The second reason was that European analysts were bearish on the stock because Reuters had been a dog. Heathbridge, which owned Thomson in its portfolios, sold the stock in North America and bought the London variety.

Mr. Tattersall and his partners figured that eventually, that gap would close. They were right; Thomson exchanged the stock for regular shares. The stock went up 40 per cent. Plus, it paid a 5-per-cent dividend. It's nice to make 65 points on a top-drawer blue chip.

Heathbridge also played the financial sector well, selling most of its bank stocks in mid-2006 - "a little early" Mr. Tattersall acknowledges. The crew didn't like the risks the banks were taking with their balance sheets, even Toronto-Dominion Bank, their favourite (Heathbridge only buys one stock per sector). They sold the rest of their TD shares last fall at $68. They bought the stock back in the subsequent equity offering at $39.

With respect to U.S. financial services companies, Heathbridge's bet was Wells Fargo . They picked up the stock last fall in the $20s (U.S.), then watched it drop to $8 in March as the markets plummeted and fears of nationalization mounted. Yet Mr. Tattersall and his partners, Robert Richards and Rupel Ruparelia, reasoned that the bank's fee-based earnings, from its commercial real estate, insurance brokerages and mutual fund business, were not properly understood. The bank had ventured into these businesses through acquisitions, resulting in a lot of goodwill on the balance sheet. Government stress tests, meanwhile, didn't consider goodwill a real asset, even though in this case it was. The bank also enjoyed huge retail interest rate spreads - a big driver of earnings.

What did they do? Bought more. The stock today? $28.

"If shoes or milk are on sale, you buy more. When stocks are on sale, people panic," Mr. Tattersall says.

That phenomenon was also evident in gold shares, which last fall fell between 50 and 90 per cent, although gold was down only 20 per cent. That didn't make sense, so the team bought Barrick Gold enthusiastically at $25 (Canadian). It's $40 today.

Ask Mr. Tattersall to sum up the firm's philosophy and he loosely quotes legendary investor Warren Buffett: "Extraordinary investors don't require extraordinary intelligence, they require extraordinary discipline."

I'd add to this that they require extraordinary due diligence and intestinal fortitude.

There's another quality that makes companies like Heathbridge more attractive than mutual funds. Heathbridge is an investment counsel; it doesn't pool funds, it manages separate accounts, although they have largely similar portfolios.

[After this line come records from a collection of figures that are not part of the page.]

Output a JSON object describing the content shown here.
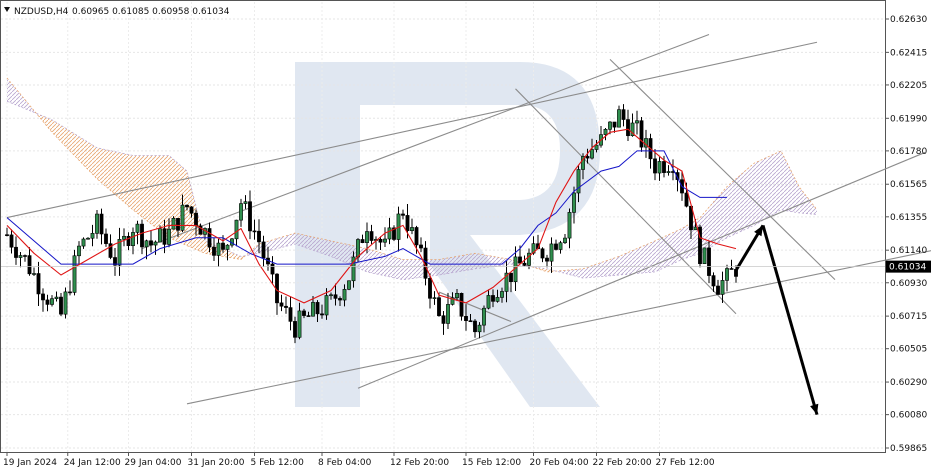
{
  "header": {
    "symbol": "NZDUSD,H4",
    "ohlc": "0.60965 0.61085 0.60958 0.61034"
  },
  "chart_data": {
    "type": "candlestick",
    "title": "NZDUSD,H4",
    "symbol": "NZDUSD",
    "timeframe": "H4",
    "last_price": 0.61034,
    "last_price_label": "0.61034",
    "ohlc_current": {
      "open": 0.60965,
      "high": 0.61085,
      "low": 0.60958,
      "close": 0.61034
    },
    "ylim": [
      0.59865,
      0.6263
    ],
    "y_ticks": [
      "0.62630",
      "0.62415",
      "0.62205",
      "0.61990",
      "0.61780",
      "0.61565",
      "0.61355",
      "0.61140",
      "0.60930",
      "0.60715",
      "0.60505",
      "0.60290",
      "0.60080",
      "0.59865"
    ],
    "x_ticks": [
      "19 Jan 2024",
      "24 Jan 12:00",
      "29 Jan 04:00",
      "31 Jan 20:00",
      "5 Feb 12:00",
      "8 Feb 04:00",
      "12 Feb 20:00",
      "15 Feb 12:00",
      "20 Feb 04:00",
      "22 Feb 20:00",
      "27 Feb 12:00"
    ],
    "close_path": [
      [
        0,
        0.6124
      ],
      [
        4,
        0.6108
      ],
      [
        8,
        0.6088
      ],
      [
        12,
        0.6072
      ],
      [
        16,
        0.6115
      ],
      [
        20,
        0.613
      ],
      [
        24,
        0.6108
      ],
      [
        28,
        0.613
      ],
      [
        32,
        0.6118
      ],
      [
        36,
        0.6125
      ],
      [
        40,
        0.6142
      ],
      [
        44,
        0.6126
      ],
      [
        48,
        0.6111
      ],
      [
        52,
        0.6145
      ],
      [
        56,
        0.612
      ],
      [
        60,
        0.6081
      ],
      [
        64,
        0.6065
      ],
      [
        68,
        0.6073
      ],
      [
        72,
        0.608
      ],
      [
        76,
        0.6097
      ],
      [
        80,
        0.6132
      ],
      [
        84,
        0.6115
      ],
      [
        88,
        0.614
      ],
      [
        92,
        0.6108
      ],
      [
        96,
        0.607
      ],
      [
        100,
        0.608
      ],
      [
        104,
        0.6062
      ],
      [
        108,
        0.6089
      ],
      [
        112,
        0.6099
      ],
      [
        116,
        0.611
      ],
      [
        120,
        0.6114
      ],
      [
        124,
        0.6128
      ],
      [
        128,
        0.6175
      ],
      [
        132,
        0.6184
      ],
      [
        136,
        0.6201
      ],
      [
        140,
        0.619
      ],
      [
        144,
        0.6169
      ],
      [
        148,
        0.6172
      ],
      [
        150,
        0.6155
      ],
      [
        152,
        0.6133
      ],
      [
        154,
        0.6113
      ],
      [
        156,
        0.6102
      ],
      [
        158,
        0.6092
      ],
      [
        160,
        0.6095
      ],
      [
        162,
        0.6103
      ]
    ],
    "kijun_path": [
      [
        0,
        0.6135
      ],
      [
        6,
        0.612
      ],
      [
        12,
        0.6105
      ],
      [
        20,
        0.6105
      ],
      [
        28,
        0.6105
      ],
      [
        34,
        0.6115
      ],
      [
        42,
        0.6122
      ],
      [
        48,
        0.6122
      ],
      [
        54,
        0.6112
      ],
      [
        60,
        0.6105
      ],
      [
        68,
        0.6105
      ],
      [
        76,
        0.6105
      ],
      [
        84,
        0.611
      ],
      [
        88,
        0.6115
      ],
      [
        94,
        0.6105
      ],
      [
        110,
        0.6105
      ],
      [
        114,
        0.6115
      ],
      [
        118,
        0.613
      ],
      [
        122,
        0.6138
      ],
      [
        126,
        0.6152
      ],
      [
        132,
        0.6165
      ],
      [
        136,
        0.6168
      ],
      [
        140,
        0.6178
      ],
      [
        146,
        0.6178
      ],
      [
        150,
        0.6155
      ],
      [
        154,
        0.6148
      ],
      [
        160,
        0.6148
      ]
    ],
    "tenkan_path": [
      [
        0,
        0.613
      ],
      [
        6,
        0.6112
      ],
      [
        12,
        0.6098
      ],
      [
        18,
        0.6108
      ],
      [
        24,
        0.6118
      ],
      [
        30,
        0.6125
      ],
      [
        36,
        0.613
      ],
      [
        42,
        0.613
      ],
      [
        48,
        0.612
      ],
      [
        52,
        0.6128
      ],
      [
        56,
        0.6105
      ],
      [
        60,
        0.6088
      ],
      [
        66,
        0.608
      ],
      [
        72,
        0.6088
      ],
      [
        78,
        0.611
      ],
      [
        84,
        0.6125
      ],
      [
        88,
        0.613
      ],
      [
        92,
        0.611
      ],
      [
        96,
        0.6085
      ],
      [
        102,
        0.608
      ],
      [
        108,
        0.609
      ],
      [
        114,
        0.6105
      ],
      [
        118,
        0.6115
      ],
      [
        122,
        0.6145
      ],
      [
        126,
        0.6165
      ],
      [
        130,
        0.618
      ],
      [
        134,
        0.619
      ],
      [
        138,
        0.6192
      ],
      [
        142,
        0.6182
      ],
      [
        146,
        0.6172
      ],
      [
        150,
        0.6165
      ],
      [
        154,
        0.6122
      ],
      [
        158,
        0.6118
      ],
      [
        162,
        0.6115
      ]
    ],
    "cloud_span_a": [
      [
        0,
        0.6225
      ],
      [
        10,
        0.619
      ],
      [
        20,
        0.616
      ],
      [
        28,
        0.614
      ],
      [
        36,
        0.6122
      ],
      [
        44,
        0.6112
      ],
      [
        52,
        0.6108
      ],
      [
        56,
        0.6118
      ],
      [
        64,
        0.6125
      ],
      [
        72,
        0.612
      ],
      [
        80,
        0.6115
      ],
      [
        88,
        0.6108
      ],
      [
        96,
        0.6108
      ],
      [
        104,
        0.6112
      ],
      [
        112,
        0.6108
      ],
      [
        120,
        0.61
      ],
      [
        128,
        0.6102
      ],
      [
        136,
        0.611
      ],
      [
        144,
        0.612
      ],
      [
        150,
        0.6128
      ],
      [
        154,
        0.6135
      ],
      [
        160,
        0.6155
      ],
      [
        166,
        0.617
      ],
      [
        172,
        0.6178
      ],
      [
        176,
        0.6155
      ],
      [
        180,
        0.614
      ]
    ],
    "cloud_span_b": [
      [
        0,
        0.621
      ],
      [
        10,
        0.6198
      ],
      [
        20,
        0.618
      ],
      [
        28,
        0.6175
      ],
      [
        36,
        0.6175
      ],
      [
        40,
        0.6165
      ],
      [
        44,
        0.612
      ],
      [
        52,
        0.611
      ],
      [
        56,
        0.6112
      ],
      [
        64,
        0.6118
      ],
      [
        72,
        0.611
      ],
      [
        80,
        0.61
      ],
      [
        88,
        0.6095
      ],
      [
        96,
        0.6098
      ],
      [
        104,
        0.6102
      ],
      [
        112,
        0.6105
      ],
      [
        120,
        0.6102
      ],
      [
        128,
        0.6096
      ],
      [
        136,
        0.6098
      ],
      [
        144,
        0.61
      ],
      [
        150,
        0.6108
      ],
      [
        154,
        0.6112
      ],
      [
        160,
        0.6122
      ],
      [
        166,
        0.613
      ],
      [
        172,
        0.614
      ],
      [
        176,
        0.6138
      ],
      [
        180,
        0.6137
      ]
    ],
    "trend_lines": [
      {
        "points": [
          [
            0,
            0.6135
          ],
          [
            180,
            0.6248
          ]
        ]
      },
      {
        "points": [
          [
            30,
            0.6115
          ],
          [
            156,
            0.6253
          ]
        ]
      },
      {
        "points": [
          [
            112,
            0.6068
          ],
          [
            96,
            0.6087
          ]
        ]
      },
      {
        "points": [
          [
            78,
            0.6025
          ],
          [
            204,
            0.6177
          ]
        ]
      },
      {
        "points": [
          [
            40,
            0.6015
          ],
          [
            216,
            0.612
          ]
        ]
      },
      {
        "points": [
          [
            113,
            0.6218
          ],
          [
            162,
            0.6073
          ]
        ]
      },
      {
        "points": [
          [
            134,
            0.6237
          ],
          [
            184,
            0.6095
          ]
        ]
      }
    ],
    "forecast": [
      {
        "from": [
          162,
          0.6101
        ],
        "to": [
          168,
          0.613
        ]
      },
      {
        "from": [
          168,
          0.613
        ],
        "to": [
          180,
          0.6008
        ]
      }
    ]
  },
  "watermark": {
    "brand_letter": "R",
    "color": "#c7d3e6"
  }
}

This is more tax efficient. When you buy into a mutual fund, you can end up paying taxes on gains you didn't benefit from. For example, if a fund sells a big winner the day after you buy in, you'll get a tax bill (if it's outside your RRSP) even though you didn't benefit.

The bigger problem is the flow of money. Successful funds tend to attract a lot of new cash. Often, the manager wants to maintain his portfolio weightings, meaning as his fund grows, he may end up using that money to buy more of stocks that have gone up a lot. That's often a recipe for disaster.

The only downside to investment counsel firms like Heathbridge? You need a few hundred thousand to become a client. Makes you want to work hard.